While the commissioners have significant influence on regional transportation and social issues, they often face less public scrutiny and operate more under the radar than other local government officials.
Greene and Mavity have both pledged to focus on equity if elected commissioner — the top issue raised by many of the candidates who ran in the recent city election as well.
When asked what sets them apart, they both pointed to respective roles they’ve held in various levels of government.
Greene, an Uptown resident served in the Minnesota House 2011 to 2013 — succeeding Margaret Anderson Kelliher as the representative for District 60A. Redistricting resulted in her facing reelection against state Rep. Frank Hornstein, who ultimately won the race. Hornstein, who had more years at the Capitol under his belt than Greene, has been a strong supporter of her race for County Board.
Greene said the primary results show she continues to have support from former constituents. The “scope of issues” she faced as a state legislator are unmatched by many other positions in government, she added.
She served as Mark Andrew’s communications director in the recent mayoral race and is active in many community causes, including serving on the boards of OutFront Minnesota and Minnesota United for All Families political action committee.
Greene also has a background in healthcare finance — an asset she said will serve her well if elected given the financial challenges facing the county-owned Hennepin County Medical Center.
She also has a passion for early childhood issues. She recently toured one of the county’s early learning centers and said she asked staff members what would the county could do better to improve outcomes for children. They told her the county’s services need to be better coordinated.
If elected she would work with the county’s existing “building blocks” and better align work to ensure the best results for children in need of an extra boost before they start school, she said.
In a recent interview with the Southwest Journal she said early childhood programs are the “smartest place to invest.”

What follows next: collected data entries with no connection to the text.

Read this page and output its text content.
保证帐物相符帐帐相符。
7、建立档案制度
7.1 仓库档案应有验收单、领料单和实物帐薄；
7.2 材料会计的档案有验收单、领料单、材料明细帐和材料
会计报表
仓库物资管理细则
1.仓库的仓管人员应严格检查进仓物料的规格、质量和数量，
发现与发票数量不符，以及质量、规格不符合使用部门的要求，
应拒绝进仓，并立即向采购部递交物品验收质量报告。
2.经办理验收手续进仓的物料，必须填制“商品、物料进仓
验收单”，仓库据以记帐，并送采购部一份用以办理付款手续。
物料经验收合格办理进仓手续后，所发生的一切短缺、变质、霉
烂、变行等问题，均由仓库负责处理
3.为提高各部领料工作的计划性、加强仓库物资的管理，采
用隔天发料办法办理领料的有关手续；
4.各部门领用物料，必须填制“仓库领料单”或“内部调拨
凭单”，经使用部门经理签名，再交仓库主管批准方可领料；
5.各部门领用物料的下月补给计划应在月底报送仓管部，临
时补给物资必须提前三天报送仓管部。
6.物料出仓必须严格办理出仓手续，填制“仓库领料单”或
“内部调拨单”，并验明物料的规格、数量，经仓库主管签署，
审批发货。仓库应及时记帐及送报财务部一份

As for the controversial Southwest Light Rail Transit project, Greene said she would work to rebuild trust between constituents and the county if elected. “The plan laid out by the Met Council and the municipal consent process must be fulfilled with care, transparency, community input, and supported financially and politically to be successful,” she said.
Mavity also pointed to her track record as an elected official to demonstrate she’s up to the task to serve on the County Board.

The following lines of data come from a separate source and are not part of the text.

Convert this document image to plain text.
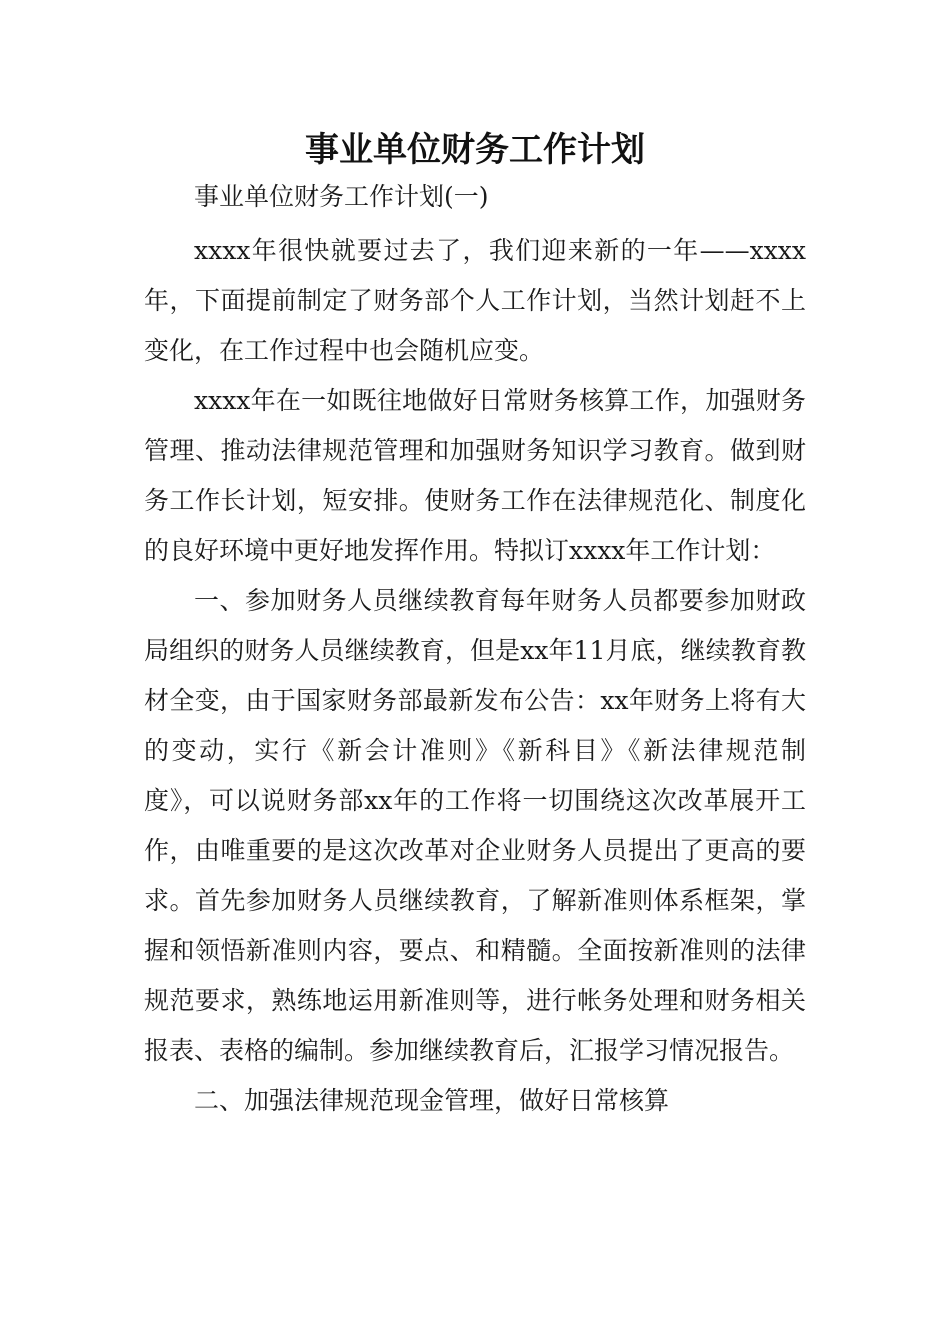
事业单位财务工作计划

事业单位财务工作计划(一)

xxxx年很快就要过去了，我们迎来新的一年——xxxx年，下面提前制定了财务部个人工作计划，当然计划赶不上变化，在工作过程中也会随机应变。

xxxx年在一如既往地做好日常财务核算工作，加强财务管理、推动法律规范管理和加强财务知识学习教育。做到财务工作长计划，短安排。使财务工作在法律规范化、制度化的良好环境中更好地发挥作用。特拟订xxxx年工作计划：

一、参加财务人员继续教育每年财务人员都要参加财政局组织的财务人员继续教育，但是xx年11月底，继续教育教材全变，由于国家财务部最新发布公告：xx年财务上将有大的变动，实行《新会计准则》《新科目》《新法律规范制度》，可以说财务部xx年的工作将一切围绕这次改革展开工作，由唯重要的是这次改革对企业财务人员提出了更高的要求。首先参加财务人员继续教育，了解新准则体系框架，掌握和领悟新准则内容，要点、和精髓。全面按新准则的法律规范要求，熟练地运用新准则等，进行帐务处理和财务相关报表、表格的编制。参加继续教育后，汇报学习情况报告。

二、加强法律规范现金管理，做好日常核算
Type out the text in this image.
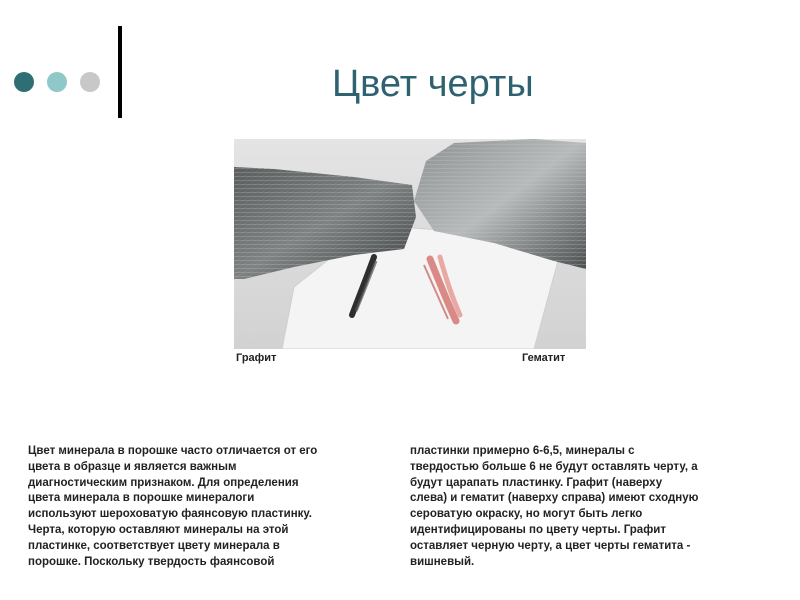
Цвет черты
Графит	Гематит
Цвет минерала в порошке часто отличается от его
цвета в образце и является важным
диагностическим признаком. Для определения
цвета минерала в порошке минералоги
используют шероховатую фаянсовую пластинку.
Черта, которую оставляют минералы на этой
пластинке, соответствует цвету минерала в
порошке. Поскольку твердость фаянсовой
пластинки примерно 6-6,5, минералы с
твердостью больше 6 не будут оставлять черту, а
будут царапать пластинку. Графит (наверху
слева) и гематит (наверху справа) имеют сходную
сероватую окраску, но могут быть легко
идентифицированы по цвету черты. Графит
оставляет черную черту, а цвет черты гематита -
вишневый.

In addition to serving on the St. Louis Park City Council, Mavity runs a consulting business that helps nonprofits, government entities and funders craft policies and manage projects.

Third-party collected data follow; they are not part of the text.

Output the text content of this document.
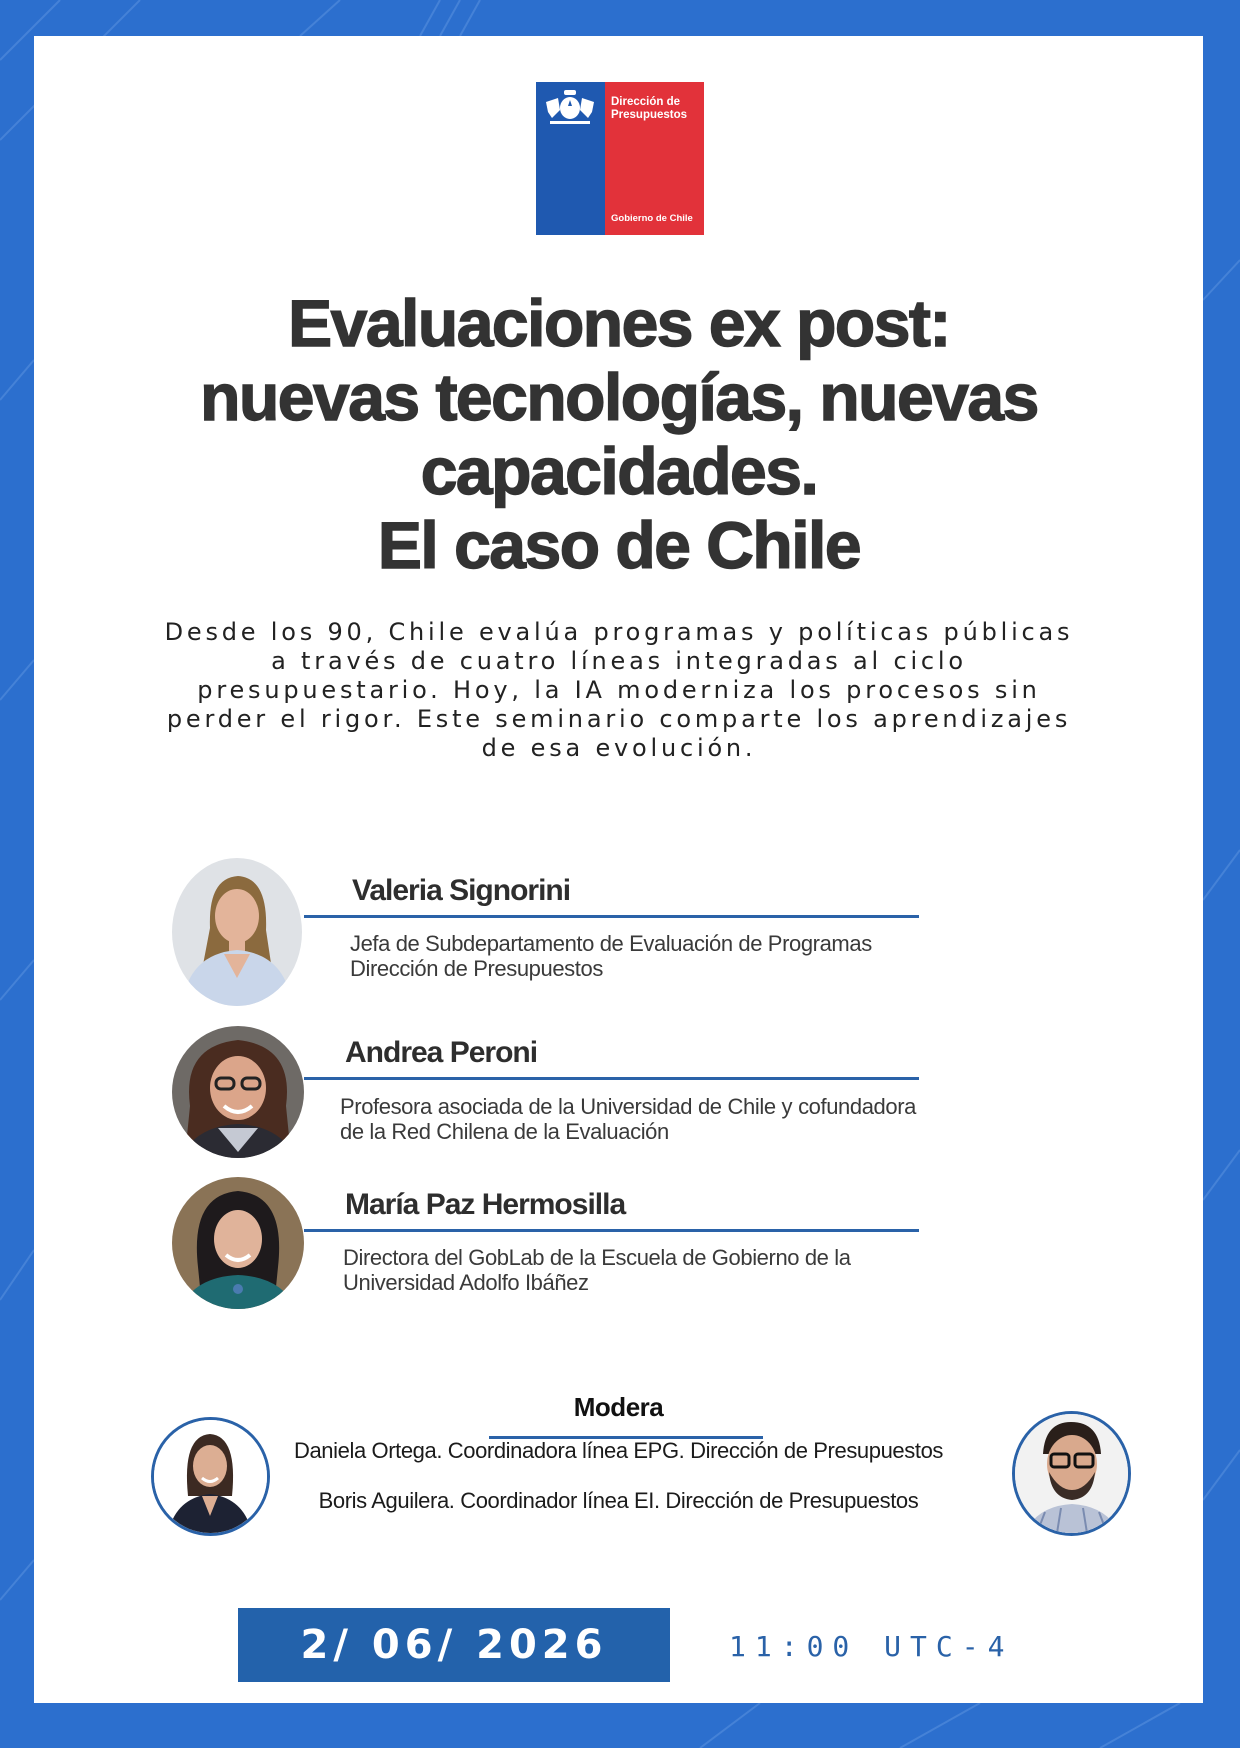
Dirección de
Presupuestos
Gobierno de Chile
Evaluaciones ex post:
nuevas tecnologías, nuevas
capacidades.
El caso de Chile

Desde los 90, Chile evalúa programas y políticas públicas a través de cuatro líneas integradas al ciclo presupuestario. Hoy, la IA moderniza los procesos sin perder el rigor. Este seminario comparte los aprendizajes de esa evolución.

Valeria Signorini
Jefa de Subdepartamento de Evaluación de Programas
Dirección de Presupuestos
Andrea Peroni
Profesora asociada de la Universidad de Chile y cofundadora de la Red Chilena de la Evaluación
María Paz Hermosilla
Directora del GobLab de la Escuela de Gobierno de la
Universidad Adolfo Ibáñez
Modera
Daniela Ortega. Coordinadora línea EPG. Dirección de Presupuestos
Boris Aguilera. Coordinador línea EI. Dirección de Presupuestos
2/ 06/ 2026	11:00 UTC-4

She has also worked as a policy aide for Dorfman, an congressional aide in Washington D.C., and executive director of the Central Neighborhood Improvement Association.
Mavity has also stressed her ties to both Minneapolis and St. Louis Park on the campaign trail — an important strategy since Minneapolis voters outnumbered St. Louis Park voters in the recent primary.
She grew up in Minneapolis and attended Washburn High School.
“I have a foot in both Minneapolis and St. Louis Park,” she said.
In a recent Southwest Journal interview, she said she would evaluate the county’s budget, program and policies through an “equity lens.”
If elected her top priorities would include advocating for sustainable communities, championing efforts to end and prevent homelessness and creating a world-class multimodal transportation system.
As for the contentious SWLRT project, she supports moving forward with the route recently approved by the Metropolitan Council and hopes Minneapolis and other cities along the line work with the Council to ensure specific concerns are addressed.